A lot of authors become unnecessarily stressed at the prospect of a radio interview. Maybe you hate the sound of your own voice. Maybe you think you’ll be asked a question for which you were not prepared and you’ll stutter and stammer and come off sounding like an idiot.
Well, you can relax. Those are the least of the things you ought to be worried about. The good news is that with radio, you have a lot of things working in your favor. For instance:
1. You don’t have to worry about shoveling out your Unabomber-type shack;
2. You don’t have to worry about your appearance. Go ahead, skip the shower. Do the interview in your bathrobe.
3. The only people listening to radio are behind the wheel of their automobiles, and they have other things to worry about—like texting friends.
There are basically two categories of radio interviews. The first (and most common) is where the interviewer has no idea who you are, has never read or even heard of your book and will likely ask you questions that have no bearing on anything remotely connected to you or your work.
The second type is where the interviewer has skimmed or actually read your book, completely misunderstood it and will likely ask you questions that have no bearing on anything remotely connected to you or your work.
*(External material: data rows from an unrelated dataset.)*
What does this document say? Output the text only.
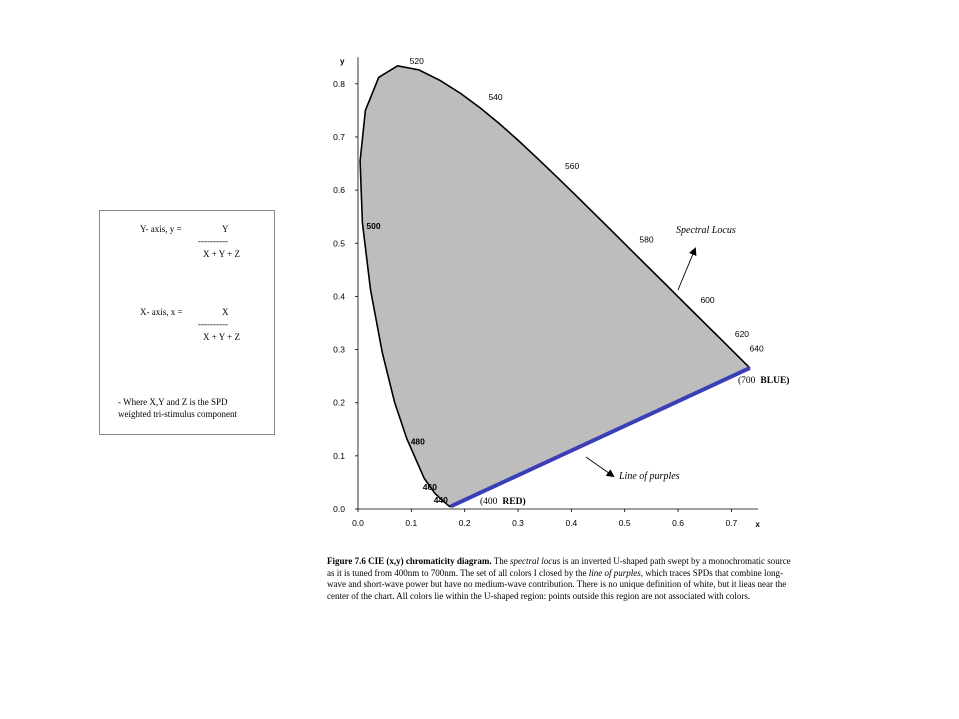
Y- axis, y =	Y
----------
X + Y + Z
X- axis, x =	X
----------
X + Y + Z
- Where X,Y and Z is the SPD
weighted tri-stimulus component
0.0	0.1	0.2	0.3	0.4	0.5	0.6	0.7
0.0
0.1
0.2
0.3
0.4
0.5
0.6
0.7
0.8
x
y	520
540
560
580
600
620
640
500
480
460
440
Spectral Locus
Line of purples
(700 BLUE)
(400 RED)
Figure 7.6 CIE (x,y) chromaticity diagram. The spectral locus is an inverted U-shaped path swept by a monochromatic source as it is tuned from 400nm to 700nm. The set of all colors I closed by the line of purples, which traces SPDs that combine long-wave and short-wave power but have no medium-wave contribution. There is no unique definition of white, but it lieas near the center of the chart. All colors lie within the U-shaped region: points outside this region are not associated with colors.
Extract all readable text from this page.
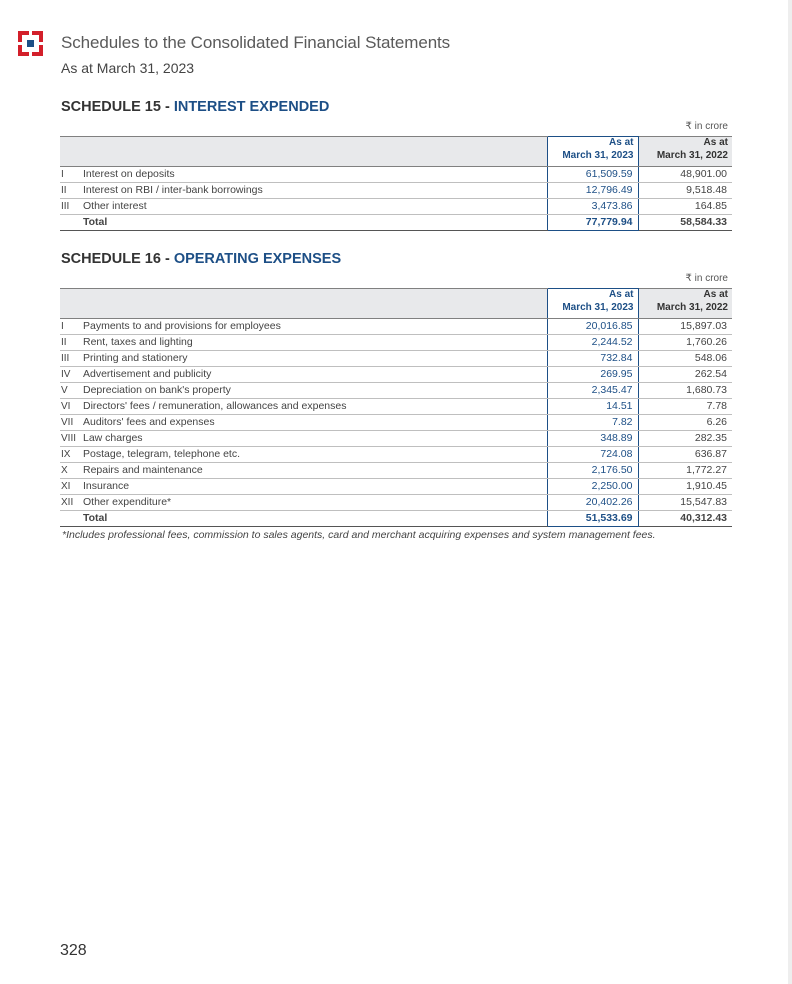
Schedules to the Consolidated Financial Statements
As at March 31, 2023
SCHEDULE 15 - INTEREST EXPENDED
₹ in crore

		As at
March 31, 2023	As at
March 31, 2022

I	Interest on deposits	61,509.59	48,901.00
II	Interest on RBI / inter-bank borrowings	12,796.49	9,518.48
III	Other interest	3,473.86	164.85
	Total	77,779.94	58,584.33
SCHEDULE 16 - OPERATING EXPENSES
₹ in crore

		As at
March 31, 2023	As at
March 31, 2022

I	Payments to and provisions for employees	20,016.85	15,897.03
II	Rent, taxes and lighting	2,244.52	1,760.26
III	Printing and stationery	732.84	548.06
IV	Advertisement and publicity	269.95	262.54
V	Depreciation on bank's property	2,345.47	1,680.73
VI	Directors' fees / remuneration, allowances and expenses	14.51	7.78
VII	Auditors' fees and expenses	7.82	6.26
VIII	Law charges	348.89	282.35
IX	Postage, telegram, telephone etc.	724.08	636.87
X	Repairs and maintenance	2,176.50	1,772.27
XI	Insurance	2,250.00	1,910.45
XII	Other expenditure*	20,402.26	15,547.83
	Total	51,533.69	40,312.43
*Includes professional fees, commission to sales agents, card and merchant acquiring expenses and system management fees.
328
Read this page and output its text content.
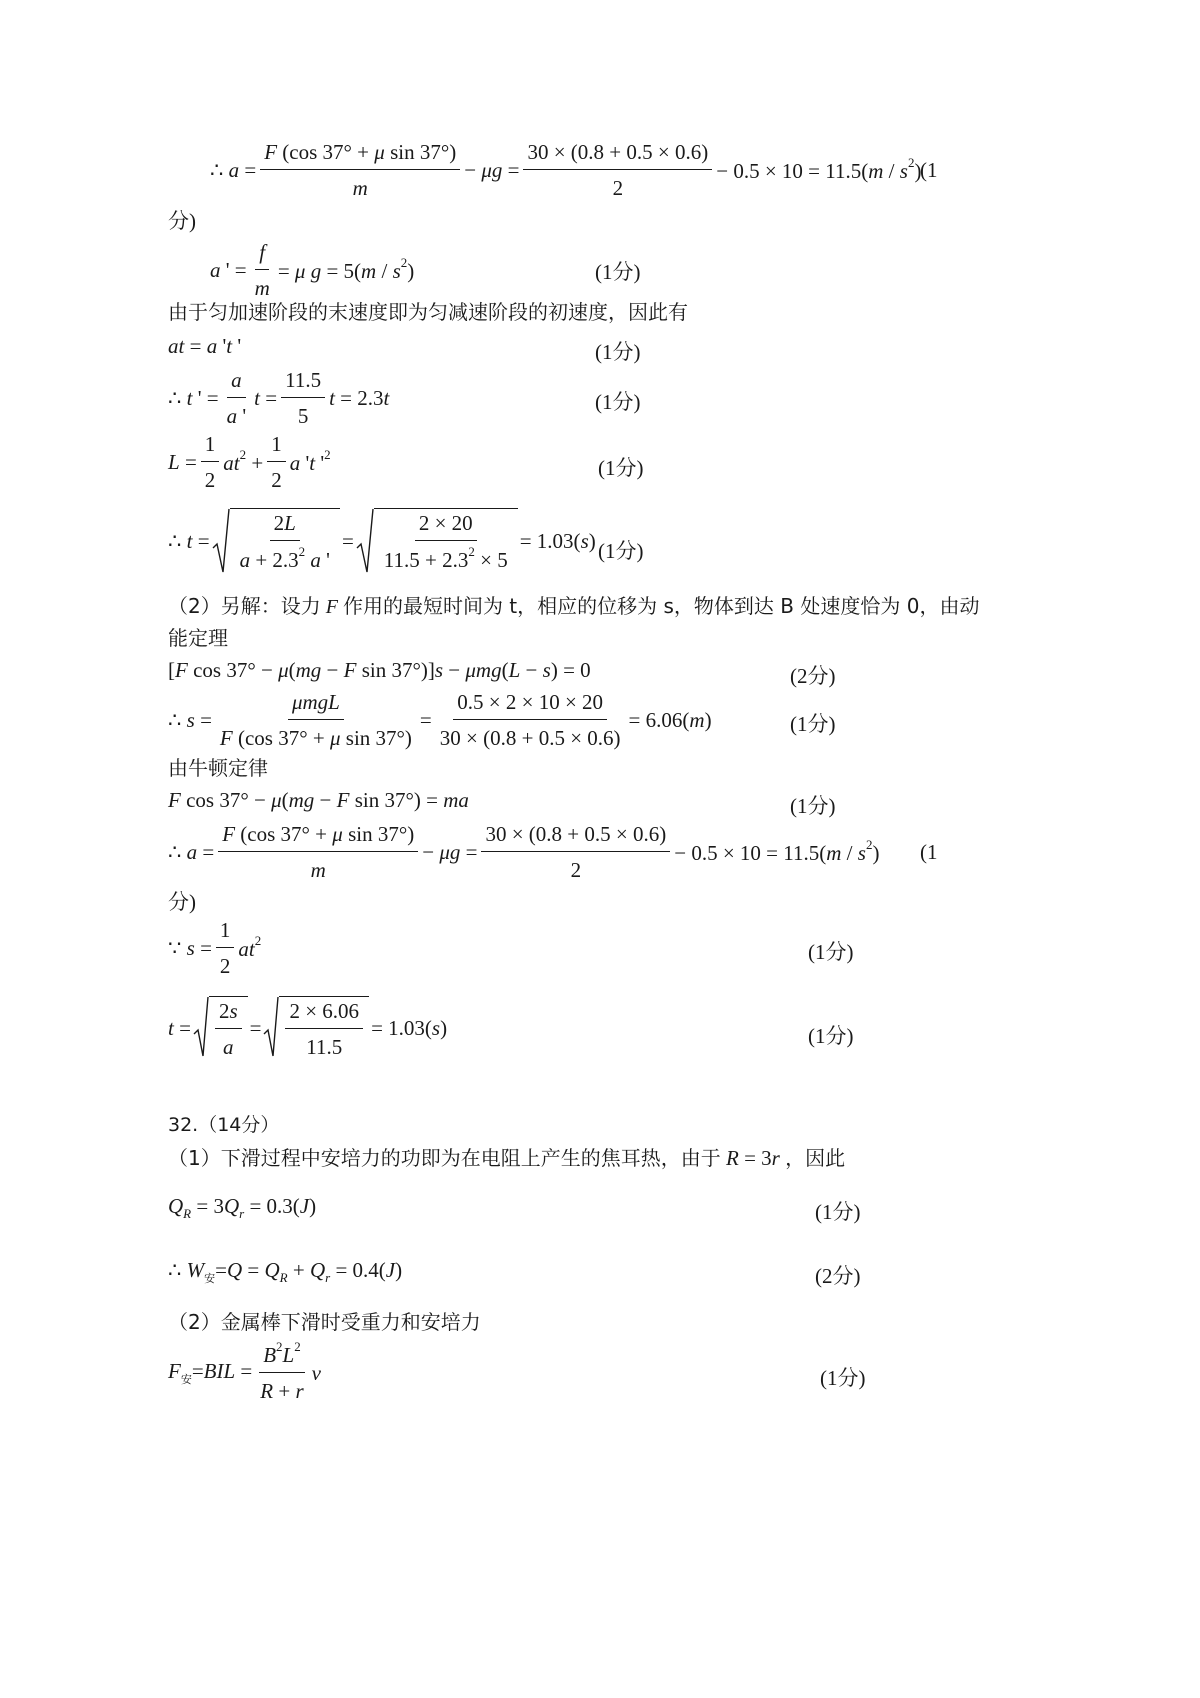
∴ $a = \frac{\text{F (cos 37° + μ sin 37°)}}{m} - \mu g = \frac{30 \times (0.8 + 0.5 \times 0.6)}{2} - 0.5 \times 10 = 11.5(m / s^2)$
(1
分)
a ' = $\frac{f}{m} = \mu$ $g = 5(m / s^2)$	(1分)
由于匀加速阶段的末速度即为匀减速阶段的初速度，因此有
at = a 't '	(1分)
∴ t ' = $\frac{a}{a '}$ $t = \frac{11.5}{5}$ t = 2.3t	(1分)
$L = \frac{1}{2} at^2 + \frac{1}{2}$ a 't '$^2$
(1分)
∴ $t = \frac{2L}{a + 2.3^2 a '} = \frac{2 \times 20}{11.5 + 2.3^2 \times 5} = 1.03(s)$ (1分)
（2）另解：设力 F 作用的最短时间为 t，相应的位移为 s，物体到达 B 处速度恰为 0，由动
能定理
[F cos 37° − μ(mg − F sin 37°)]s − μmg(L − s) = 0	(2分)
∴ $s = \frac{\text{μmgL}}{\text{F (cos 37° + μ sin 37°)}} = \frac{0.5 \times 2 \times 10 \times 20}{30 \times (0.8 + 0.5 \times 0.6)} = 6.06(m)$	(1分)
由牛顿定律
F cos 37° − μ(mg − F sin 37°) = ma	(1分)
∴ $a = \frac{\text{F (cos 37° + μ sin 37°)}}{m} - \mu g = \frac{30 \times (0.8 + 0.5 \times 0.6)}{2} - 0.5 \times 10 = 11.5(m / s^2)$ (1
分)
∵ $s = \frac{1}{2} at^2$	(1分)
$t = \frac{2s}{a} = \frac{2 \times 6.06}{11.5} = 1.03(s)$	(1分)
32.（14分）
（1）下滑过程中安培力的功即为在电阻上产生的焦耳热，由于 R = 3r ，因此
$Q_R = 3Q_r = 0.3(J)$	(1分)
∴ $W_安=Q = Q_R + Q_r = 0.4(J)$	(2分)
（2）金属棒下滑时受重力和安培力
$F_安=BIL = \frac{B^2L^2}{R + r}$ v	(1分)
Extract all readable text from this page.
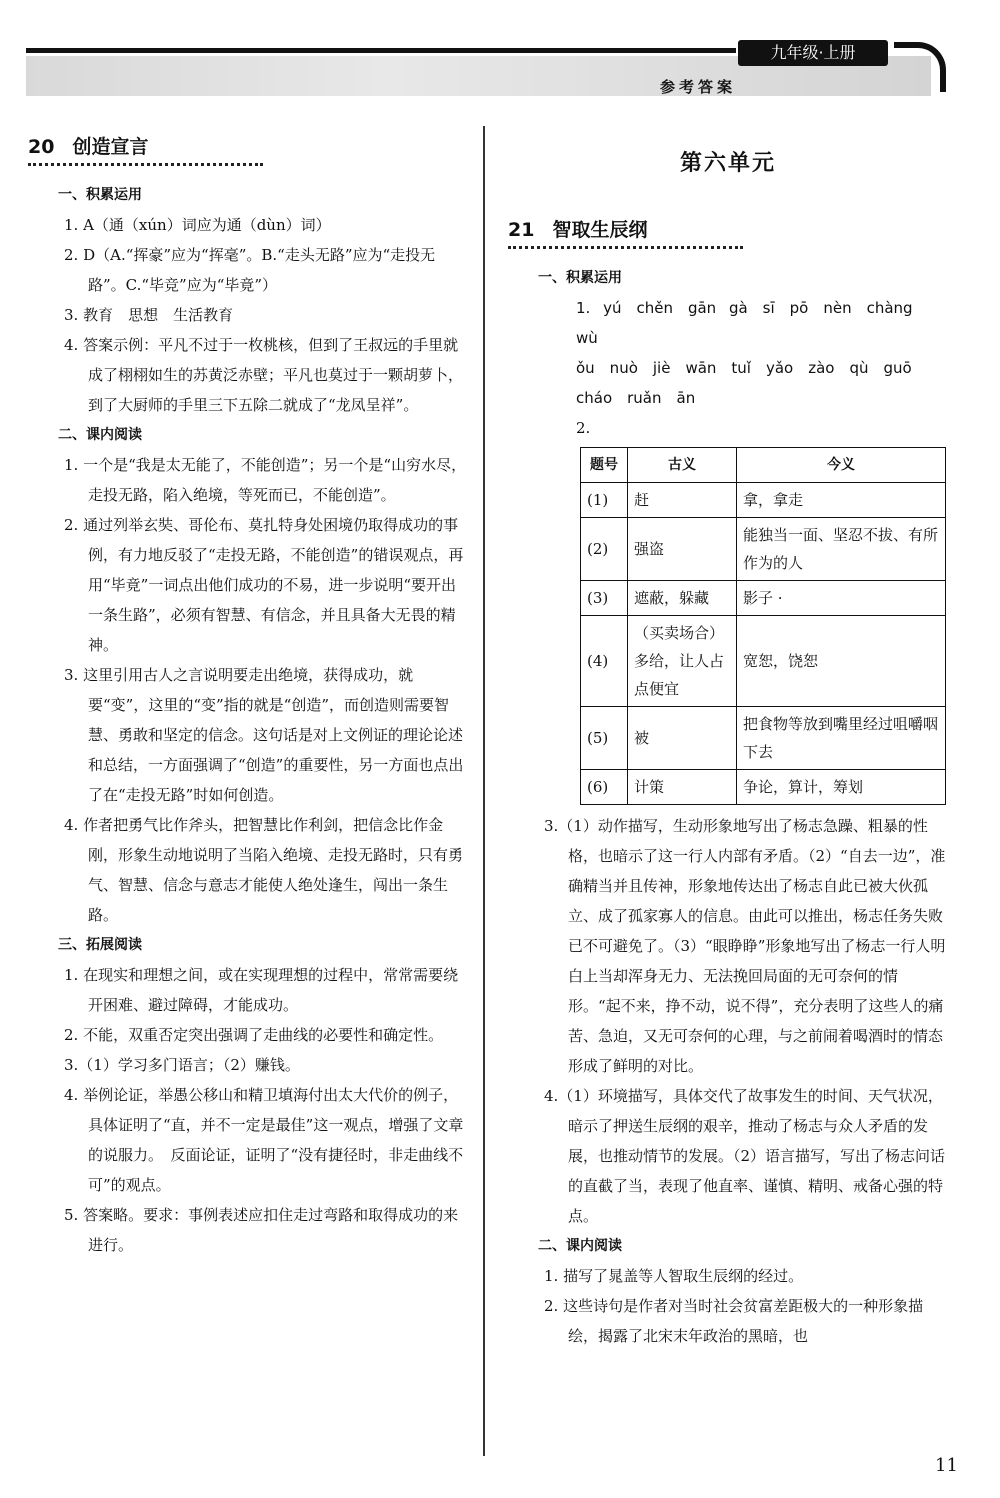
九年级·上册
参考答案
20 创造宣言
一、积累运用
1. A（通（xún）词应为通（dùn）词）
2. D（A.“挥豪”应为“挥毫”。B.“走头无路”应为“走投无路”。C.“毕竞”应为“毕竟”）
3. 教育　思想　生活教育
4. 答案示例：平凡不过于一枚桃核，但到了王叔远的手里就成了栩栩如生的苏黄泛赤壁；平凡也莫过于一颗胡萝卜，到了大厨师的手里三下五除二就成了“龙凤呈祥”。
二、课内阅读
1. 一个是“我是太无能了，不能创造”；另一个是“山穷水尽，走投无路，陷入绝境，等死而已，不能创造”。
2. 通过列举玄奘、哥伦布、莫扎特身处困境仍取得成功的事例，有力地反驳了“走投无路，不能创造”的错误观点，再用“毕竟”一词点出他们成功的不易，进一步说明“要开出一条生路”，必须有智慧、有信念，并且具备大无畏的精神。
3. 这里引用古人之言说明要走出绝境，获得成功，就要“变”，这里的“变”指的就是“创造”，而创造则需要智慧、勇敢和坚定的信念。这句话是对上文例证的理论论述和总结，一方面强调了“创造”的重要性，另一方面也点出了在“走投无路”时如何创造。
4. 作者把勇气比作斧头，把智慧比作利剑，把信念比作金刚，形象生动地说明了当陷入绝境、走投无路时，只有勇气、智慧、信念与意志才能使人绝处逢生，闯出一条生路。
三、拓展阅读
1. 在现实和理想之间，或在实现理想的过程中，常常需要绕开困难、避过障碍，才能成功。
2. 不能，双重否定突出强调了走曲线的必要性和确定性。
3.（1）学习多门语言；（2）赚钱。
4. 举例论证，举愚公移山和精卫填海付出太大代价的例子，具体证明了“直，并不一定是最佳”这一观点，增强了文章的说服力。　反面论证，证明了“没有捷径时，非走曲线不可”的观点。
5. 答案略。要求：事例表述应扣住走过弯路和取得成功的来进行。
第六单元
21 智取生辰纲
一、积累运用
1. yú　chěn　gān gà　sī　pō　nèn　chàng　wù
ǒu　nuò　jiè　wān　tuǐ　yǎo　zào　qù　guō
cháo　ruǎn　ān
2.
题号	古义	今义
(1)	赶	拿，拿走
(2)	强盗	能独当一面、坚忍不拔、有所作为的人
(3)	遮蔽，躲藏	影子 ·
(4)	（买卖场合）多给，让人占点便宜	宽恕，饶恕
(5)	被	把食物等放到嘴里经过咀嚼咽下去
(6)	计策	争论，算计，筹划
3.（1）动作描写，生动形象地写出了杨志急躁、粗暴的性格，也暗示了这一行人内部有矛盾。（2）“自去一边”，准确精当并且传神，形象地传达出了杨志自此已被大伙孤立、成了孤家寡人的信息。由此可以推出，杨志任务失败已不可避免了。（3）“眼睁睁”形象地写出了杨志一行人明白上当却浑身无力、无法挽回局面的无可奈何的情形。“起不来，挣不动，说不得”，充分表明了这些人的痛苦、急迫，又无可奈何的心理，与之前闹着喝酒时的情态形成了鲜明的对比。
4.（1）环境描写，具体交代了故事发生的时间、天气状况，暗示了押送生辰纲的艰辛，推动了杨志与众人矛盾的发展，也推动情节的发展。（2）语言描写，写出了杨志问话的直截了当，表现了他直率、谨慎、精明、戒备心强的特点。
二、课内阅读
1. 描写了晁盖等人智取生辰纲的经过。
2. 这些诗句是作者对当时社会贫富差距极大的一种形象描绘，揭露了北宋末年政治的黑暗，也
11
Let’s run through a couple of scenarios so you can see what you are up against. I’ll use K.S. Brooks for purposes of illustration. Brooks is a veteran radio interviewee, so she knows how to get around this stuff, but that came through experience. Now she comes off polished, composed and professional. Still, her early interviews might have gone something like this:
INTERVIEWER: Welcome to BFD Radio and Author At Large with Bob Hammond. I’m your host, Bob Hammond. With me today is noted author T.S. Brooks to talk about her book, Colonel Fish’s Wonderland Adventure. Good Morning, T.S.”
BROOKS: Um, it’s not T, it’s K, and the book…
INTERVIEWER:Thanks Kay. Now let’s talk about your book. I haven’t read it, but I understand this is a book for children.
BROOKS: Yes, but the title of the book is…
INTERVIEWER: Now, why show a dog on the cover when the book is about a fish? Talk about that for a moment.
BROOKS: The book doesn’t have anything to do with fish, and the correct title is…
INTERVIEWER: Uh huh, uh huh…fascinating. We’ll be back with author G.S. Books to talk more about her children’s book about a magical fish after these words from our sponsor.
Now, you might think being interviewed by someone who knows nothing about you or your book is a worse-case scenario. You would be wrong. Let’s work through what it is like to be interviewed by someone who read your book and completely misunderstood it.
INTERVIEWER: Welcome to BFD Radio and Author At Large with Bob Hammond. I’m your host, Bob Hammond. With me today is author and radical environmentalist K.S. Brooks to talk about her book, Mr. Pish’s Woodland Adventure. Good Morning, K.S.”
BROOKS: Radical environmentalist? I don’t know where you…
INTERVIEWER:Let’s cut right to the chase, Ms. Brooks. It’s hard to deny that your book is just one more tired attempt to inculcate our children in the message of radical environmentalism.
BROOKS: It’s a kid’s book about nature and…
INTERVIEWER: Well, isn’t that typical? You won’t even use the term “radical environmentalism.” You people don’t want to tip your hand, do you? I am stunned by the audacity of this left-wing diatribe dressed up in diapers with its hard-core anticapitalist undertones being sold to our children in the guise of some form of education. Let me ask you a question Ms. Brooks—where does the money go? To the Socialist Party? Or are you just another hypocrite pocketing the money for yourself while railing against so-called profiteering?
BROOKS: Oh my god! The funds go to the Arbor Day Foundation. The book…
INTERVIEWER: Sure they do. We’ll be back with author K.S. Books to talk more about her seedy communist connections and why she uses a white dog in her plot to brainwash our children after these words from our sponsor.
As as you can see, there is really nothing to fear from a simple radio interview. As they say, there’s no such thing as bad publicity. Of course, that was probably just a publicity firm slogan.